As ransomware operators continue to expand the impact of their malware, CISA is proposing new requirements to help protect sensitive data, while the SEC is coming down on organizations that downplayed a historical breach. Learn all about these stories and more in this week's Friday Five.
CISA Proposes New Security Requirements to Protect GOVT, Personal Data by BILL TOULAS
CISA has proposed security requirements to prevent adversarial states from accessing sensitive U.S. personal and government-related data, especially in transactions with potential data exposure to "countries of concern." This proposal, part of Executive Order 14117, impacts sectors like AI, cloud services, telecom, health, finance, and defense. Requirements include maintaining a monthly asset inventory, rapid vulnerability remediation, enforcing multi-factor authentication, logging security events, limiting data access, employing encryption, and more. Public input is invited on regulations.gov under CISA-2024-0029 to refine these guidelines.

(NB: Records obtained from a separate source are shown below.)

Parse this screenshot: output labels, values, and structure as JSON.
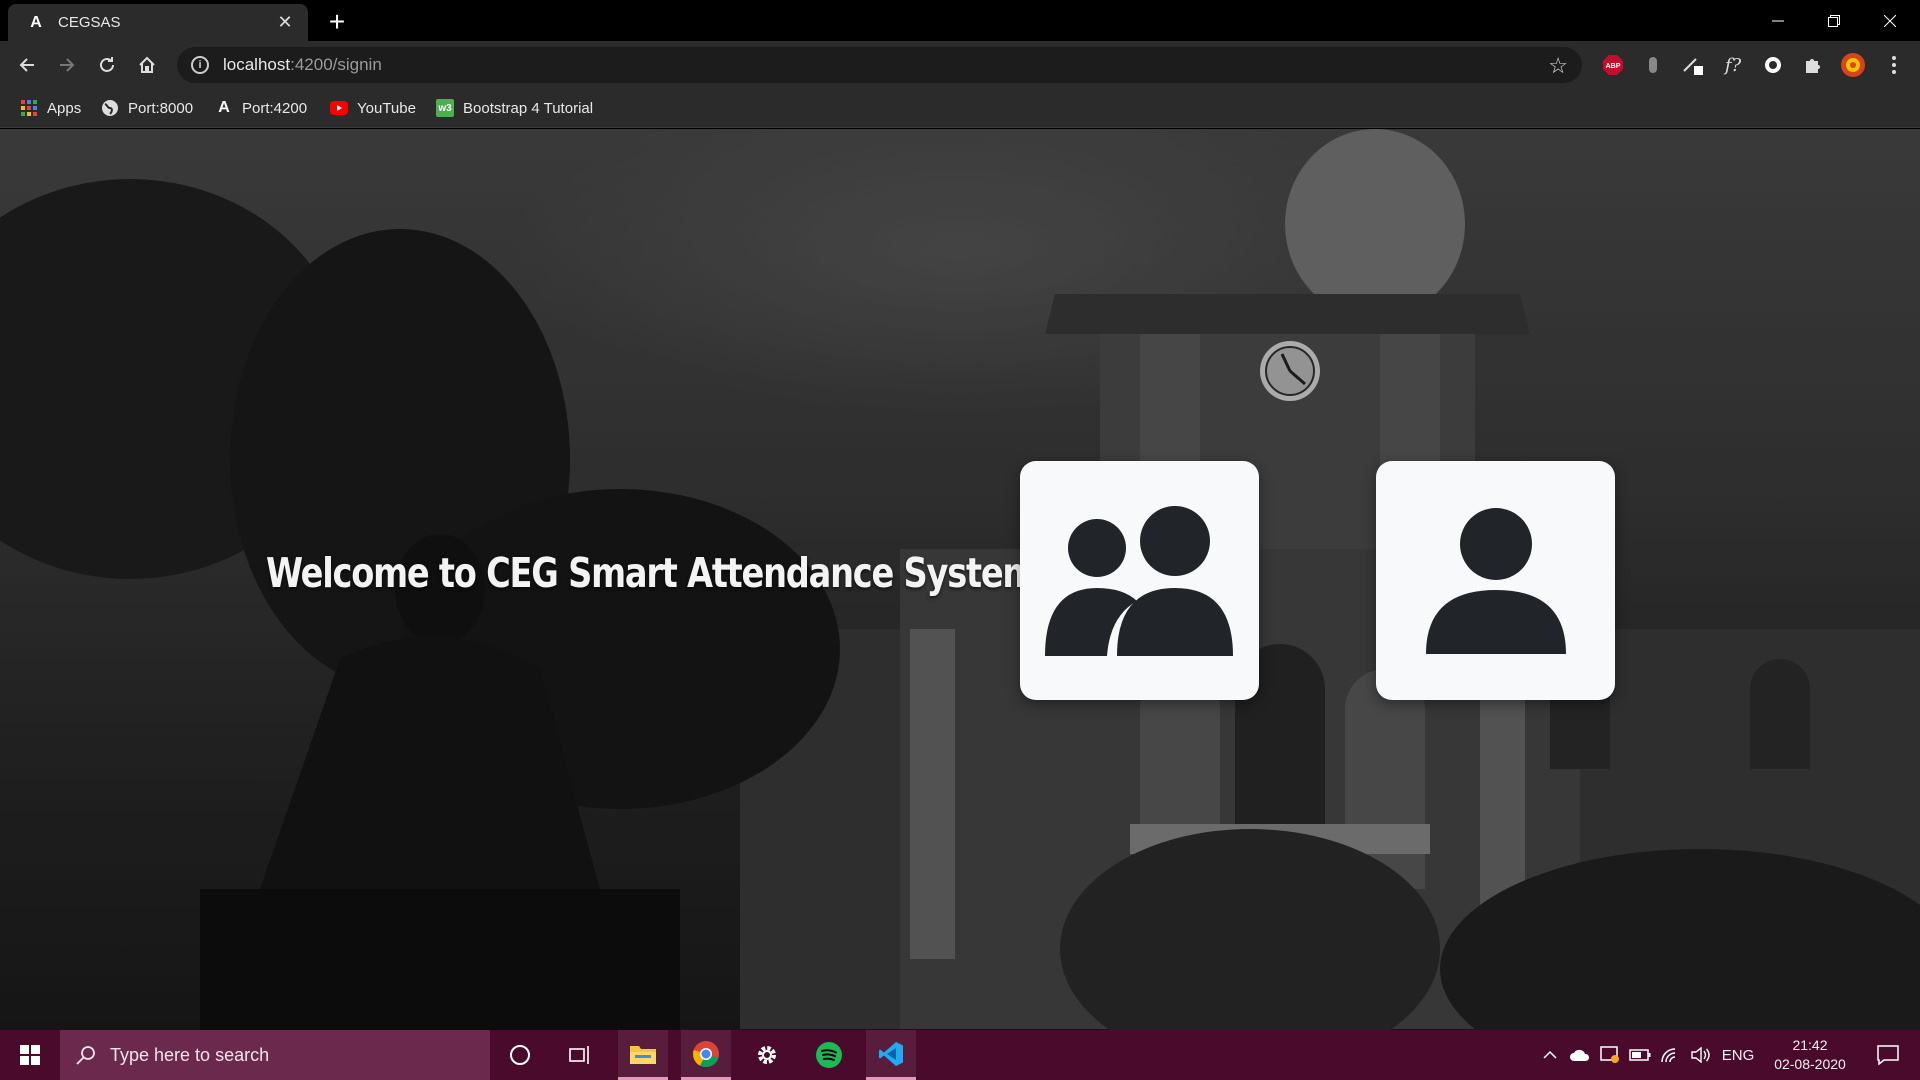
{
  "browser": {
    "tab": {
      "favicon": "A",
      "title": "CEGSAS",
      "close": "✕"
    },
    "new_tab": "+",
    "window_controls": {
      "minimize": "—",
      "restore": "❐",
      "close": "✕"
    },
    "url": {
      "host": "localhost",
      "path": ":4200/signin"
    },
    "extensions": [
      "abp-icon",
      "extension-icon",
      "pen-icon",
      "formula-icon",
      "circle-icon",
      "puzzle-icon",
      "profile-avatar"
    ],
    "abp_label": "ABP",
    "formula_label": "f?"
  },
  "bookmarks": [
    {
      "label": "Apps",
      "icon": "apps-grid-icon"
    },
    {
      "label": "Port:8000",
      "icon": "globe-icon"
    },
    {
      "label": "Port:4200",
      "icon": "angular-icon"
    },
    {
      "label": "YouTube",
      "icon": "youtube-icon"
    },
    {
      "label": "Bootstrap 4 Tutorial",
      "icon": "w3schools-icon"
    }
  ],
  "bookmark_icon_text": {
    "port4200": "A",
    "w3": "w3"
  },
  "page": {
    "welcome_text": "Welcome to CEG Smart Attendance System",
    "cards": [
      {
        "role": "group",
        "icon": "people-group-icon"
      },
      {
        "role": "individual",
        "icon": "person-icon"
      }
    ]
  },
  "taskbar": {
    "search_placeholder": "Type here to search",
    "apps": [
      "cortana-icon",
      "task-view-icon",
      "file-explorer-icon",
      "chrome-icon",
      "settings-icon",
      "spotify-icon",
      "vscode-icon"
    ],
    "language": "ENG",
    "time": "21:42",
    "date": "02-08-2020"
  }
}
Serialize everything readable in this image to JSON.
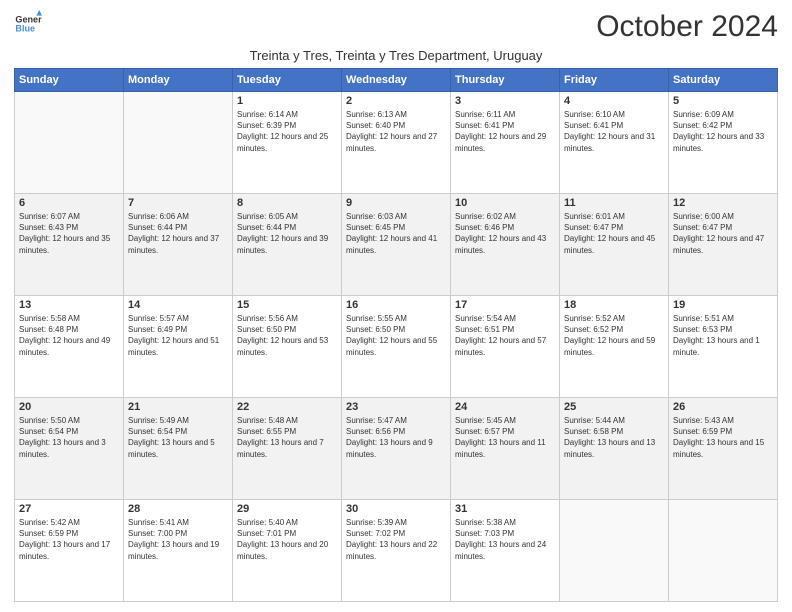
{
  "logo": {
    "line1": "General",
    "line2": "Blue"
  },
  "title": "October 2024",
  "subtitle": "Treinta y Tres, Treinta y Tres Department, Uruguay",
  "days_of_week": [
    "Sunday",
    "Monday",
    "Tuesday",
    "Wednesday",
    "Thursday",
    "Friday",
    "Saturday"
  ],
  "weeks": [
    [
      {
        "day": "",
        "info": ""
      },
      {
        "day": "",
        "info": ""
      },
      {
        "day": "1",
        "info": "Sunrise: 6:14 AM\nSunset: 6:39 PM\nDaylight: 12 hours and 25 minutes."
      },
      {
        "day": "2",
        "info": "Sunrise: 6:13 AM\nSunset: 6:40 PM\nDaylight: 12 hours and 27 minutes."
      },
      {
        "day": "3",
        "info": "Sunrise: 6:11 AM\nSunset: 6:41 PM\nDaylight: 12 hours and 29 minutes."
      },
      {
        "day": "4",
        "info": "Sunrise: 6:10 AM\nSunset: 6:41 PM\nDaylight: 12 hours and 31 minutes."
      },
      {
        "day": "5",
        "info": "Sunrise: 6:09 AM\nSunset: 6:42 PM\nDaylight: 12 hours and 33 minutes."
      }
    ],
    [
      {
        "day": "6",
        "info": "Sunrise: 6:07 AM\nSunset: 6:43 PM\nDaylight: 12 hours and 35 minutes."
      },
      {
        "day": "7",
        "info": "Sunrise: 6:06 AM\nSunset: 6:44 PM\nDaylight: 12 hours and 37 minutes."
      },
      {
        "day": "8",
        "info": "Sunrise: 6:05 AM\nSunset: 6:44 PM\nDaylight: 12 hours and 39 minutes."
      },
      {
        "day": "9",
        "info": "Sunrise: 6:03 AM\nSunset: 6:45 PM\nDaylight: 12 hours and 41 minutes."
      },
      {
        "day": "10",
        "info": "Sunrise: 6:02 AM\nSunset: 6:46 PM\nDaylight: 12 hours and 43 minutes."
      },
      {
        "day": "11",
        "info": "Sunrise: 6:01 AM\nSunset: 6:47 PM\nDaylight: 12 hours and 45 minutes."
      },
      {
        "day": "12",
        "info": "Sunrise: 6:00 AM\nSunset: 6:47 PM\nDaylight: 12 hours and 47 minutes."
      }
    ],
    [
      {
        "day": "13",
        "info": "Sunrise: 5:58 AM\nSunset: 6:48 PM\nDaylight: 12 hours and 49 minutes."
      },
      {
        "day": "14",
        "info": "Sunrise: 5:57 AM\nSunset: 6:49 PM\nDaylight: 12 hours and 51 minutes."
      },
      {
        "day": "15",
        "info": "Sunrise: 5:56 AM\nSunset: 6:50 PM\nDaylight: 12 hours and 53 minutes."
      },
      {
        "day": "16",
        "info": "Sunrise: 5:55 AM\nSunset: 6:50 PM\nDaylight: 12 hours and 55 minutes."
      },
      {
        "day": "17",
        "info": "Sunrise: 5:54 AM\nSunset: 6:51 PM\nDaylight: 12 hours and 57 minutes."
      },
      {
        "day": "18",
        "info": "Sunrise: 5:52 AM\nSunset: 6:52 PM\nDaylight: 12 hours and 59 minutes."
      },
      {
        "day": "19",
        "info": "Sunrise: 5:51 AM\nSunset: 6:53 PM\nDaylight: 13 hours and 1 minute."
      }
    ],
    [
      {
        "day": "20",
        "info": "Sunrise: 5:50 AM\nSunset: 6:54 PM\nDaylight: 13 hours and 3 minutes."
      },
      {
        "day": "21",
        "info": "Sunrise: 5:49 AM\nSunset: 6:54 PM\nDaylight: 13 hours and 5 minutes."
      },
      {
        "day": "22",
        "info": "Sunrise: 5:48 AM\nSunset: 6:55 PM\nDaylight: 13 hours and 7 minutes."
      },
      {
        "day": "23",
        "info": "Sunrise: 5:47 AM\nSunset: 6:56 PM\nDaylight: 13 hours and 9 minutes."
      },
      {
        "day": "24",
        "info": "Sunrise: 5:45 AM\nSunset: 6:57 PM\nDaylight: 13 hours and 11 minutes."
      },
      {
        "day": "25",
        "info": "Sunrise: 5:44 AM\nSunset: 6:58 PM\nDaylight: 13 hours and 13 minutes."
      },
      {
        "day": "26",
        "info": "Sunrise: 5:43 AM\nSunset: 6:59 PM\nDaylight: 13 hours and 15 minutes."
      }
    ],
    [
      {
        "day": "27",
        "info": "Sunrise: 5:42 AM\nSunset: 6:59 PM\nDaylight: 13 hours and 17 minutes."
      },
      {
        "day": "28",
        "info": "Sunrise: 5:41 AM\nSunset: 7:00 PM\nDaylight: 13 hours and 19 minutes."
      },
      {
        "day": "29",
        "info": "Sunrise: 5:40 AM\nSunset: 7:01 PM\nDaylight: 13 hours and 20 minutes."
      },
      {
        "day": "30",
        "info": "Sunrise: 5:39 AM\nSunset: 7:02 PM\nDaylight: 13 hours and 22 minutes."
      },
      {
        "day": "31",
        "info": "Sunrise: 5:38 AM\nSunset: 7:03 PM\nDaylight: 13 hours and 24 minutes."
      },
      {
        "day": "",
        "info": ""
      },
      {
        "day": "",
        "info": ""
      }
    ]
  ]
}
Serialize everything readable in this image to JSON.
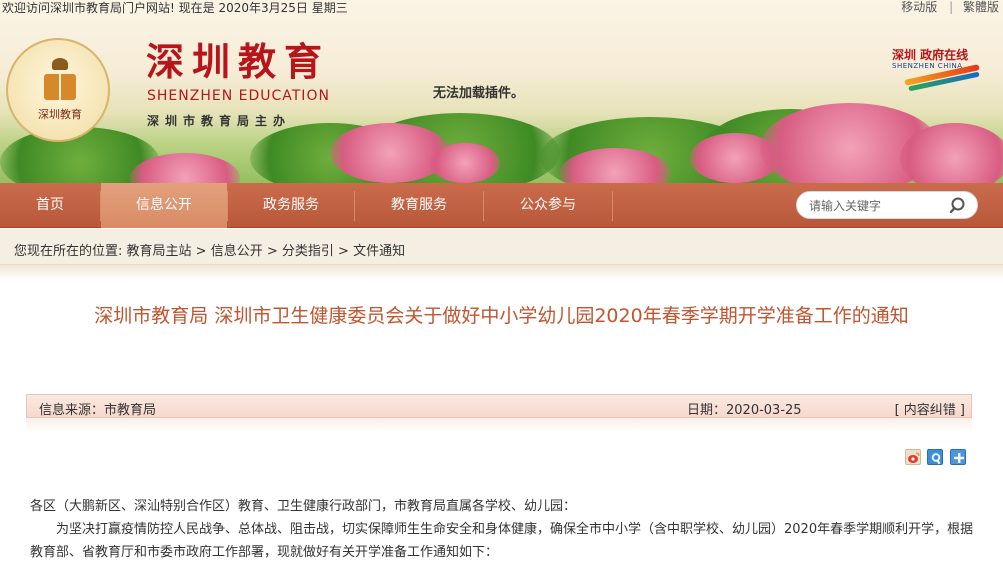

Ransomware Attacks on Health Care Sector are Driving Increase in Emergency Patient Care by Tim Starks
Per a recent Microsoft report, ransomware attacks on the healthcare sector have surged 300% since 2015, posing significant patient safety risks. Iranian hackers are the primary perpetrators, targeting hospitals, clinics, and any facility where patient care can be disrupted, leading to increased cardiac arrest and stroke incidents at unaffected hospitals receiving overflow patients. The average ransom paid by healthcare organizations is $4.4 million. Microsoft and experts like Jeff Tully, co-director at UC San Diego’s Center for Healthcare Cybersecurity, stress the importance of developing resilience and a ransomware response plan to mitigate these impacts on critical care technologies and patient outcomes.
SEC Charges Companies for Downplaying SolarWinds Breaches by Lawrence Abrams
The SEC charged four tech companies with misleading investors about the impact of their breaches in the 2020 SolarWinds Orion hack, claiming that these companies allegedly minimized their cyber incidents, concealing the extent of unauthorized access and data exposure. The SEC’s investigation found that the organizations misrepresented risks as hypothetical, downplayed the scale of accessed files, used "generic terms" in their reporting, and omitted details on stolen code and credentials. The SolarWinds breach affected numerous companies and U.S. government agencies, and as a result, the organizations have agreed to settle and pay nearly a combined $7 million.
Meet the Chinese ‘Typhoon’ Hackers Preparing for War by Carly Page
China-backed hackers, described as an "epoch-defining threat," are increasingly targeting U.S. critical infrastructure to prepare for potential cyberattacks in case of a U.S.-China conflict, with key groups including Volt Typhoon, Flax Typhoon, and Salt Typhoon. Volt Typhoon, first identified in 2023, infiltrated infrastructure sectors by exploiting outdated devices, while Flax Typhoon, discovered in 2021, used a botnet to disguise attacks on U.S. networks. Salt Typhoon recently compromised wiretap systems at major telecom providers, potentially exposing sensitive U.S. surveillance data. The U.S. has disrupted several of these botnets but continues investigating this significant and complex cyber threat.
MACOS-Focused Ransomware Attemtps Leverage Lockbit Brand by Kevin Poireault
A threat actor is experimenting with macOS-targeted ransomware, dubbed “macOS NotLockBit,” based on an old LockBit builder, according to a recent report. This malware only functions on Macs using Intel chips or those with Rosetta and gathers system data before exfiltrating files. It uses asymmetric encryption, rendering decryption impossible without the attacker’s private key, and displays a LockBit 2.0 banner, despite lacking genuine LockBit code. The malware faces challenges due to Apple’s security prompts, but future versions may seek to bypass these barriers. Although ransomware on macOS remains rare, attackers see potential in adapting the double extortion tactics commonly used on other platforms to Apple devices.